Disclosure of the originator of the message requires the breaking of encryption. It is going to difficult for the messengers to do this.

Platforms are asked to take into consideration India’s multi-racial and multi-religious context and exercise caution.

There seems to be clubbing of streaming content, social media and digital media — all under one umbrella. News on digital media from established TV channels and print media already comply with legislations, code and do self-regulation. It is social media that is fully unfettered. Rules are subordinate regulations However, these cannot be sweeping. Oversight authority could be used to arm-twist by the State and there could be a deluge of trolling on select media. The government must focus on a robust data protection legislation to regulate social media content. And news platforms must not be clubbed with social media.

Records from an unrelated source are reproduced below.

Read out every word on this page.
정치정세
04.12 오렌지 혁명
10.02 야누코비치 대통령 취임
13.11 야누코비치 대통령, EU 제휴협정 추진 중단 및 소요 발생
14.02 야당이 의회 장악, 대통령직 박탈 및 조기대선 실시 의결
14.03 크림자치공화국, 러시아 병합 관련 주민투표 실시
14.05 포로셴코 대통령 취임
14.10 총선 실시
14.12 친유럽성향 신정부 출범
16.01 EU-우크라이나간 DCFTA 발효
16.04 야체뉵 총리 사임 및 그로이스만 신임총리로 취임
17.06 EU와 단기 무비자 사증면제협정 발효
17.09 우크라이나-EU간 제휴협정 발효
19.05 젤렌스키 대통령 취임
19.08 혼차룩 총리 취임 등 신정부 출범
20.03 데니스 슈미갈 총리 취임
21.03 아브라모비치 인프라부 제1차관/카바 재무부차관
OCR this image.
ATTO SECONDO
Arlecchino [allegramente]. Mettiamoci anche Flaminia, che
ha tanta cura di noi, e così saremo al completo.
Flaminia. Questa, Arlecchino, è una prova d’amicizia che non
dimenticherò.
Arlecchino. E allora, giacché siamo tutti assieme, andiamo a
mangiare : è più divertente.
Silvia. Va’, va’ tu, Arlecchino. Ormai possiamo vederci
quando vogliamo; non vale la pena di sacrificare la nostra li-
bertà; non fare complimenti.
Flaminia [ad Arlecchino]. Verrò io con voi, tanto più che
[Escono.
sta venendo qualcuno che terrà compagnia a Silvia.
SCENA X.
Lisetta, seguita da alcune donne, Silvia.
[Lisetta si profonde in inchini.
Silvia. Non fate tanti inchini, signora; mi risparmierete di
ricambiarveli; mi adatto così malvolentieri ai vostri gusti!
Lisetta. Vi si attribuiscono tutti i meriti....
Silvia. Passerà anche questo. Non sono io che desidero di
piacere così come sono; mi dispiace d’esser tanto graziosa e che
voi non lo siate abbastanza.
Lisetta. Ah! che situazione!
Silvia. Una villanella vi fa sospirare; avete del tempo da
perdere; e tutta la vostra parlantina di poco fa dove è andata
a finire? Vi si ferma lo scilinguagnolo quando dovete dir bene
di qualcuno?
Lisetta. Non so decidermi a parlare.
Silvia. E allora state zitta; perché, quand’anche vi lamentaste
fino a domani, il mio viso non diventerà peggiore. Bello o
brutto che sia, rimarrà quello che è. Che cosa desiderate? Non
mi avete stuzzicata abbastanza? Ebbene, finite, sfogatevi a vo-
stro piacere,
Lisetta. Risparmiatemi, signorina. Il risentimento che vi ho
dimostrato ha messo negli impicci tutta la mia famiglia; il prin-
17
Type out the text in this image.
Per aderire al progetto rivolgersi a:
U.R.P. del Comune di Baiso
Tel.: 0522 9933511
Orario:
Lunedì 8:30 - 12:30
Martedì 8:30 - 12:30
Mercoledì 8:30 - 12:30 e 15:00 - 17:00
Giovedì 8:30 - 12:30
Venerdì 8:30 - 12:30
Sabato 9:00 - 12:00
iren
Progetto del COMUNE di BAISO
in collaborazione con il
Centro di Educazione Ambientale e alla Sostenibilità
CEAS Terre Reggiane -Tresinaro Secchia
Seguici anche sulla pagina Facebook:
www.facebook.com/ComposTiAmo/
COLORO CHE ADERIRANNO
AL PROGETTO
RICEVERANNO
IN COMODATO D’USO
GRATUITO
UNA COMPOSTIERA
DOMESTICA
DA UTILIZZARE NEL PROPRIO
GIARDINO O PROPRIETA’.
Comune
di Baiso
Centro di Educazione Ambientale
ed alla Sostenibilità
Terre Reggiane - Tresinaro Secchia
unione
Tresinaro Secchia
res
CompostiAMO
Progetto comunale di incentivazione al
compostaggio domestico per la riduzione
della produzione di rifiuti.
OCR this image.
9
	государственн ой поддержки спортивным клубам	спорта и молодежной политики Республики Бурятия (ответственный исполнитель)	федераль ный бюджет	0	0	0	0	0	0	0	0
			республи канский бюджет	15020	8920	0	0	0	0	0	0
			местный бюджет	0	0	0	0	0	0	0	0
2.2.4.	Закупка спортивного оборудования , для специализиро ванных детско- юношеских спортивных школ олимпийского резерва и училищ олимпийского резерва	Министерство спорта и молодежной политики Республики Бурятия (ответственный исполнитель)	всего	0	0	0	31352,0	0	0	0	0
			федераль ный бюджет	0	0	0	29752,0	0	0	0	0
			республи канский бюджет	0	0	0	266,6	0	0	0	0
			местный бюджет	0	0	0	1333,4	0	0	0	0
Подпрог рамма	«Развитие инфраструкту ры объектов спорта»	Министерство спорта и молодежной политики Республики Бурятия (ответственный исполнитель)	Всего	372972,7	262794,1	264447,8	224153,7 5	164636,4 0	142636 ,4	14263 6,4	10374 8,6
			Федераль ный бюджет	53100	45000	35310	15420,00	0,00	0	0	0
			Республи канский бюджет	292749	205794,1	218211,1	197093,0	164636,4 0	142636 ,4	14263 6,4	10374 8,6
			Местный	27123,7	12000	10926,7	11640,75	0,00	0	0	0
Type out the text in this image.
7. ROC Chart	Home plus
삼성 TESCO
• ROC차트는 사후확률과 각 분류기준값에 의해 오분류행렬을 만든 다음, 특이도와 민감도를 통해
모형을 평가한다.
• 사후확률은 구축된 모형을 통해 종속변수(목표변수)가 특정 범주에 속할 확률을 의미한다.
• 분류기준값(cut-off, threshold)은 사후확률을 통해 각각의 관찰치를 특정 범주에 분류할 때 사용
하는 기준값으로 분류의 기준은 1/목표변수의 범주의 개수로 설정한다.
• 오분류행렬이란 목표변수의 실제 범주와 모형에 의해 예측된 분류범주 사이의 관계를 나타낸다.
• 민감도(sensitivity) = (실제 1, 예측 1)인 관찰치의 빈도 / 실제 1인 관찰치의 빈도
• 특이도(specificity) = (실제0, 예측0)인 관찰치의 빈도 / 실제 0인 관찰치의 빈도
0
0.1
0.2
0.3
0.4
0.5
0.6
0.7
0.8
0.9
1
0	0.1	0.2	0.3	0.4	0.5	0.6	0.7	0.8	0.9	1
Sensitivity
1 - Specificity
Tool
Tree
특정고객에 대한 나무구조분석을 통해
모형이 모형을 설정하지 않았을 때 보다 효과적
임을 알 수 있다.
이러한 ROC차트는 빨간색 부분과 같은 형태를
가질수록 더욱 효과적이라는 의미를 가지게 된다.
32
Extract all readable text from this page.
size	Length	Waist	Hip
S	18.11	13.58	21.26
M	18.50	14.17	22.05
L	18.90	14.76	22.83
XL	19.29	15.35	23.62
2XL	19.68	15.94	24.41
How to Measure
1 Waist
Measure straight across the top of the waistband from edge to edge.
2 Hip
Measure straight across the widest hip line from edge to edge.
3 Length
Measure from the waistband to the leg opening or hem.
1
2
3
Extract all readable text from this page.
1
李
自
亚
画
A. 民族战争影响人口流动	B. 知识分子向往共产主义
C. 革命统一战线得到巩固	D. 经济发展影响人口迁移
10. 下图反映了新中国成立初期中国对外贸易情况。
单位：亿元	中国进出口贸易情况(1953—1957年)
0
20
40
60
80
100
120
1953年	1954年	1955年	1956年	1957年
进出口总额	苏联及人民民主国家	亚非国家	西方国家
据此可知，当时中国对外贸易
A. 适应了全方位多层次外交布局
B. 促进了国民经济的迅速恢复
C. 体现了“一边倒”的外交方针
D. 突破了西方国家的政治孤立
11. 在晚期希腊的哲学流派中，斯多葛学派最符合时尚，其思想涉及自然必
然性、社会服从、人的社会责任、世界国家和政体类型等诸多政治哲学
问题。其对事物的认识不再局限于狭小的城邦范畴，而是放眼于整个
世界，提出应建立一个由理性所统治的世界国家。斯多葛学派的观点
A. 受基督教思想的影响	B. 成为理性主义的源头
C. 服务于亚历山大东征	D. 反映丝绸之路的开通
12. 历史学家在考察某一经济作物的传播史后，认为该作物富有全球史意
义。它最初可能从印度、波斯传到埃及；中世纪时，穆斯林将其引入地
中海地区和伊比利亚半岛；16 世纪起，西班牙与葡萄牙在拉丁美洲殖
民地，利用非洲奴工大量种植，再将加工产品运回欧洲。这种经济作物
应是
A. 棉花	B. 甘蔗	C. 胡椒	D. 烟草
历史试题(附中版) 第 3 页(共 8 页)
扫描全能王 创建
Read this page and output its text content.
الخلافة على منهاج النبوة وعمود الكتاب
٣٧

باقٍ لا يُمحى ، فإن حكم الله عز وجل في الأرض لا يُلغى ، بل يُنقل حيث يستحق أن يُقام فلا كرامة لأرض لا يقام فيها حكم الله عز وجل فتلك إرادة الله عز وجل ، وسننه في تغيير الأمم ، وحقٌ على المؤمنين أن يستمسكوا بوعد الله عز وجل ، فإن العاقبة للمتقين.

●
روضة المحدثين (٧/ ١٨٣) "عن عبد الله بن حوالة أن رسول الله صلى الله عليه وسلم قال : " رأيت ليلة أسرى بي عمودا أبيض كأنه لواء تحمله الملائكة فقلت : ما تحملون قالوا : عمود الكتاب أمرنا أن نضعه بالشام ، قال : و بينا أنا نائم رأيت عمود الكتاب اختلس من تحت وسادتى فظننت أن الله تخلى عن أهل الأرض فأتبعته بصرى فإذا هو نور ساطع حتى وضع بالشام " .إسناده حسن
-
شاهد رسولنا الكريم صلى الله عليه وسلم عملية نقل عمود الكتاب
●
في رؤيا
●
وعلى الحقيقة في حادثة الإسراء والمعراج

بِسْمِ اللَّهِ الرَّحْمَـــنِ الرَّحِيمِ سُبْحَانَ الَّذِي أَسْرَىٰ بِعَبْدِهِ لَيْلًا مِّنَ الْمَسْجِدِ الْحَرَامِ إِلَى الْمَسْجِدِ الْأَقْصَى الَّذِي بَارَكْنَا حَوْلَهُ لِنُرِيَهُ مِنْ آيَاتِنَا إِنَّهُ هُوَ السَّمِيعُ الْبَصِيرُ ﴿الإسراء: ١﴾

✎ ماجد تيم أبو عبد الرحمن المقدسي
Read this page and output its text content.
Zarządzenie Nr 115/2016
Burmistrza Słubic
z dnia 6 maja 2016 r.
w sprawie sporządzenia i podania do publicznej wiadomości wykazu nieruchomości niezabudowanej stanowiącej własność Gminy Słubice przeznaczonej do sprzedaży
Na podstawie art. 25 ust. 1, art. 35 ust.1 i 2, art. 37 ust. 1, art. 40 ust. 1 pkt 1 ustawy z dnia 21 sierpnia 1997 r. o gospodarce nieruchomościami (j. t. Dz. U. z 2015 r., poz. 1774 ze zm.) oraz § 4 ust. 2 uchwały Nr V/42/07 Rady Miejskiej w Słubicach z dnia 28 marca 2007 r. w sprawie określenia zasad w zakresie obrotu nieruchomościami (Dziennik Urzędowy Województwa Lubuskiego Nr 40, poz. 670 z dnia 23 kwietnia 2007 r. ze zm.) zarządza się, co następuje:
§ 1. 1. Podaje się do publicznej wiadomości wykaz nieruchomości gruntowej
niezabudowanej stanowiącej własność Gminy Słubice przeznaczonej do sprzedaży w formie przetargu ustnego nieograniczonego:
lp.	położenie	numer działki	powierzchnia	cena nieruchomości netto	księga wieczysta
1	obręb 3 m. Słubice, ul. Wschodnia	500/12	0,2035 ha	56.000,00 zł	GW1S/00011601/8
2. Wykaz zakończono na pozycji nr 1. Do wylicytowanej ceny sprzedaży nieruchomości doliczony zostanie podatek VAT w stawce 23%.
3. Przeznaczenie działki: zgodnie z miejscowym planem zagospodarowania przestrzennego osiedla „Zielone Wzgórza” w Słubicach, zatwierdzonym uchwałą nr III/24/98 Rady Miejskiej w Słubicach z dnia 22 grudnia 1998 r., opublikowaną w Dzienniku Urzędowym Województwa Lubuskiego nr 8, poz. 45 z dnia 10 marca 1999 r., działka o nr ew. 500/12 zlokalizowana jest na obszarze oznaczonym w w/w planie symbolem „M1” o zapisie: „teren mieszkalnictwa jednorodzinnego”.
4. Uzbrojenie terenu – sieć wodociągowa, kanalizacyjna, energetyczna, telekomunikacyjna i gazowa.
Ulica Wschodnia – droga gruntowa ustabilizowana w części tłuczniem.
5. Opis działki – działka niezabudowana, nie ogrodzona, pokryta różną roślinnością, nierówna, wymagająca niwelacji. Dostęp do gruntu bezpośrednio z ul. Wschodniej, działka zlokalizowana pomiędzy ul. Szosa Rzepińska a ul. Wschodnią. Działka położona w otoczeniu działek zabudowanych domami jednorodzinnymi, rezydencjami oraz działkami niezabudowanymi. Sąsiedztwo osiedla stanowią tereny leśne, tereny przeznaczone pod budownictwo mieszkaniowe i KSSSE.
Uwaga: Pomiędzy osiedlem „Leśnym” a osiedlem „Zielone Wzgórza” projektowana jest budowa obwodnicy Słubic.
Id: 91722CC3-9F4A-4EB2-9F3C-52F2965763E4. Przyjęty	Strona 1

In the redressal mechanism at the third tier, the publishers can be asked by an IDC to remove the content even before a judicial process declares it fake or otherwise damaging. The prescribed content can range from defamatory to threatening public order or violating decency or morality. Here there are chances of abuse.

SC had dismissed a petition against a request to ban a film on grounds of nudity and vulgarity. It said that the film should not be watched. These are the matters of art and entertainment. It had championed the artistic and creative freedom. Currently, SC expects the government to monitor OTT platforms. It is a decision the users take — to stream or not to stream. It constitutes a decision in privacy. It becomes moral policing. SC has suggested legislation, as the Code lacks teeth. The government has informed SC that the guidelines are the rules formed under the IT Act which has sections 67, 67A and 67B dealing with pornography and obscenity. There is punishment ranging from 3-5 years and additional fines can be imposed. The government feels there is no need to bring any new legislation.